In a world overflowing with photographs, Lori Nix has carved out her niche. This New York artist is as much sculptor, painter, and assemblage artist as photographer, one who meticulously constructs her subject matter rather than going out and finding it. Over an eight-month period, she will create a mind-boggling diorama and then photograph it with a large-format camera. After hand-printing a limited number of color photographs-usually 15-she destroys the dioramas, making her first and foremost a photographer.
There is no digital manipulation in these large photographs of what Nix thinks of as romantic and, more specifically, sublime landscapes of a futuristic world after an apocalypse. In Subway, for example, a subway car is slowly decaying, its floor covered with mounds of sand and plants. Glimpsed through the open door, across an empty expanse is an urban skyline suggesting Manhattan, but it could be any major city. In Anatomy Classroom, the shelves are lined with skulls and other modeled body parts, but the chairs are overturned, and the walls and ceiling are cracked and slowly being destroyed by the forces of nature. Other post-apocalyptic scenes include a library, art museum, beauty shop, botanical garden, three-story mall, and cathedral. Nix has been working on the diorama photographs since the early 1990s and “The City” series since 2005. The latter are all architectural interiors that she creates in her Brooklyn living room.

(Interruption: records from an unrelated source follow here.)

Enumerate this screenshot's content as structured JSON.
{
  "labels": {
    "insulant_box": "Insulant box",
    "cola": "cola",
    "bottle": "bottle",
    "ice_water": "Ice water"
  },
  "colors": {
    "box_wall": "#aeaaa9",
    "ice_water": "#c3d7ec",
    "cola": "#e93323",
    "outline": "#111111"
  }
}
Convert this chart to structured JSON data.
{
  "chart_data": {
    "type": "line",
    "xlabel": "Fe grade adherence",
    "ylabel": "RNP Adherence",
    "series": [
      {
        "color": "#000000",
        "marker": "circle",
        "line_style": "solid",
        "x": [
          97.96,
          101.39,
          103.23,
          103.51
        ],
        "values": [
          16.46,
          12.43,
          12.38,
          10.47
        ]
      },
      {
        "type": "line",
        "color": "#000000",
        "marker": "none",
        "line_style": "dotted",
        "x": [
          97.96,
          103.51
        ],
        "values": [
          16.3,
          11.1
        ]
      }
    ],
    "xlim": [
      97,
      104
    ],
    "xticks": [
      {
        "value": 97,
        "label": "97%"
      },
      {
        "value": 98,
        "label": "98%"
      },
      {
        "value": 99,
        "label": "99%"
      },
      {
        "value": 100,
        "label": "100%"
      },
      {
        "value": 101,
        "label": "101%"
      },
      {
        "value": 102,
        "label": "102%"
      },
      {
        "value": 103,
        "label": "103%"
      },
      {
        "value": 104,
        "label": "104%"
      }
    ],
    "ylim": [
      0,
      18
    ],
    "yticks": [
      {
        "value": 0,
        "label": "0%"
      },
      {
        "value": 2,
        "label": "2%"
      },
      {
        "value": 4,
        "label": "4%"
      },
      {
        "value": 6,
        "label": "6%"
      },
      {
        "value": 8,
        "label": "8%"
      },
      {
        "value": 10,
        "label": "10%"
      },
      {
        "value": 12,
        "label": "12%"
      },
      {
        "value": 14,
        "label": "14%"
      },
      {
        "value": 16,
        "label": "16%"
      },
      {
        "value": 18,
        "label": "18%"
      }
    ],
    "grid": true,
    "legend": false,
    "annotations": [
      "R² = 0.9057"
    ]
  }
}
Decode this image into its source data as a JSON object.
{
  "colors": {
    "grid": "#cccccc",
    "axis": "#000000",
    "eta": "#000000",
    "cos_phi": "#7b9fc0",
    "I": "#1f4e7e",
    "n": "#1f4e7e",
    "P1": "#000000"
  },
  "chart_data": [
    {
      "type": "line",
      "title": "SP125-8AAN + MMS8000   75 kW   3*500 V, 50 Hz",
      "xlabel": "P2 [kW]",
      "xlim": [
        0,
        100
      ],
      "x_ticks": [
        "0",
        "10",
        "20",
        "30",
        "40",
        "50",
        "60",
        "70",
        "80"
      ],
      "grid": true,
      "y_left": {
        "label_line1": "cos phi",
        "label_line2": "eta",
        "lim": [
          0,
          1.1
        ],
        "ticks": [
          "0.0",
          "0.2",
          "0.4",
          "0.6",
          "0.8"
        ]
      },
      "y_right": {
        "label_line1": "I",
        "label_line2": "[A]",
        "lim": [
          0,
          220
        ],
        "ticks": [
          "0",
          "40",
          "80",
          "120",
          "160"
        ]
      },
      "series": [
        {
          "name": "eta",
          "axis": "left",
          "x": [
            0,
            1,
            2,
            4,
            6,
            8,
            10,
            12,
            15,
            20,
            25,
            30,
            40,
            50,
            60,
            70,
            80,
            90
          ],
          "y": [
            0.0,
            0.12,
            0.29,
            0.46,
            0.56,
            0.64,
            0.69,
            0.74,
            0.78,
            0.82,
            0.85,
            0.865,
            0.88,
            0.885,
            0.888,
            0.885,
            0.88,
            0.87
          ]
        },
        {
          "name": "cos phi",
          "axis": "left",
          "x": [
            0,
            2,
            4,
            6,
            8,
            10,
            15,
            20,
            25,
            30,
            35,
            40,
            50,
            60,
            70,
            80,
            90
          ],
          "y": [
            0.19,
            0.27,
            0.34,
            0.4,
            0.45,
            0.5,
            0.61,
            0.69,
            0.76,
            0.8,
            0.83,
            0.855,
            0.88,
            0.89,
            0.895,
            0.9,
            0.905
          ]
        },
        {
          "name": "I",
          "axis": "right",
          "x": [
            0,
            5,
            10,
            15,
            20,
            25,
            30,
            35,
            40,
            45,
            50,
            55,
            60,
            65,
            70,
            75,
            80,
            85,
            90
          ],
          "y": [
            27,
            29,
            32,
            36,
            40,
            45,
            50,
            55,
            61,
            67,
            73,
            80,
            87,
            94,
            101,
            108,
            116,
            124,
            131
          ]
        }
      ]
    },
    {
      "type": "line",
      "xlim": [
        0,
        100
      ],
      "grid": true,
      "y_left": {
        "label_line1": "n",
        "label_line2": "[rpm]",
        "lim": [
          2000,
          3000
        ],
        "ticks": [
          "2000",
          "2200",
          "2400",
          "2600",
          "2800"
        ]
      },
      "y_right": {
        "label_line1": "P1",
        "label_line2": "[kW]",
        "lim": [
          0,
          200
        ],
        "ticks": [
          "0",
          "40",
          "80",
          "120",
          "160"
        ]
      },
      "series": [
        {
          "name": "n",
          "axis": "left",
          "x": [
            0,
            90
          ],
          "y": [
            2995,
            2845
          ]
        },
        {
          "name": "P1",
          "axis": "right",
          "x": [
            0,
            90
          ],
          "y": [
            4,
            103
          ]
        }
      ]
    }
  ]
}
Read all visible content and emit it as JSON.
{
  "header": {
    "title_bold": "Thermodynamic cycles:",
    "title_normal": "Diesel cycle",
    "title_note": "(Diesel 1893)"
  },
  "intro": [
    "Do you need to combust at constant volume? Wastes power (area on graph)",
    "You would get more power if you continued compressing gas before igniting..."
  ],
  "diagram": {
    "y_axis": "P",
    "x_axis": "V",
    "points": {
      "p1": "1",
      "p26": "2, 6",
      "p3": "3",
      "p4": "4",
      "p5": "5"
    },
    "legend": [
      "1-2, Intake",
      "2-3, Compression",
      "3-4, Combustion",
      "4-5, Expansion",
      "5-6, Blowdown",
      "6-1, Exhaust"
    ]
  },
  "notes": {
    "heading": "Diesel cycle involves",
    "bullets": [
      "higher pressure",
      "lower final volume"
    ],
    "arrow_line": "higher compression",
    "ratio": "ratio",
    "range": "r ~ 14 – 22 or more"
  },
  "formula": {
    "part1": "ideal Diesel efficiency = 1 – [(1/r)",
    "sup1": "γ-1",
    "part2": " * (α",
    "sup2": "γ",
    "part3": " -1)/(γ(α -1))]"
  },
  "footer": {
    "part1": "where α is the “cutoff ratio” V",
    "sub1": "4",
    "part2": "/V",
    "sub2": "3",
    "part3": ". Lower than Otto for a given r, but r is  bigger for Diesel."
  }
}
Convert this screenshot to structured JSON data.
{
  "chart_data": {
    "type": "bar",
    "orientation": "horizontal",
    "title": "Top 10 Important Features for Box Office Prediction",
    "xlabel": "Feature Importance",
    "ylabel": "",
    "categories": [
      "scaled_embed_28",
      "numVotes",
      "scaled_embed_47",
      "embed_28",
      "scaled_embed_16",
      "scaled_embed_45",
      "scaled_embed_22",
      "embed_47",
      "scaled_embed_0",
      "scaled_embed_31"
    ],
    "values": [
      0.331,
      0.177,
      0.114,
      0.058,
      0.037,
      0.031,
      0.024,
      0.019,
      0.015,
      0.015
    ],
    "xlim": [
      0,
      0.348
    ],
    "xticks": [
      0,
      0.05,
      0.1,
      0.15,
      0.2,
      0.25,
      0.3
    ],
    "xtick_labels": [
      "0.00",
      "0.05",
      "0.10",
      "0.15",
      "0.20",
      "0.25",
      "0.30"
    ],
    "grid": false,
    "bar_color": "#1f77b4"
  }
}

The detail is astounding. Nix builds the sets and nearly all the objects by hand and paints them with help from her partner Kathleen, who specializes in faux finishes and gold leaf. After Nix finishes, Kathleen adds dirt and distresses the walls to make them look old and decrepit. Nix then lights and photographs them. Nix herself grew up in a small town in western Kansas, where each season brought threats of disaster, from winter snowstorms to spring floods and tornados to summer insect infestations and drought. Her lifelong fascination with disasters, as well as her concern with the long-term effects of climate change, are a major influence on these frightening yet mesmerizing tabletop worlds. It is unsettling to think that in the future, our world might end up looking like a Lori Nix photograph.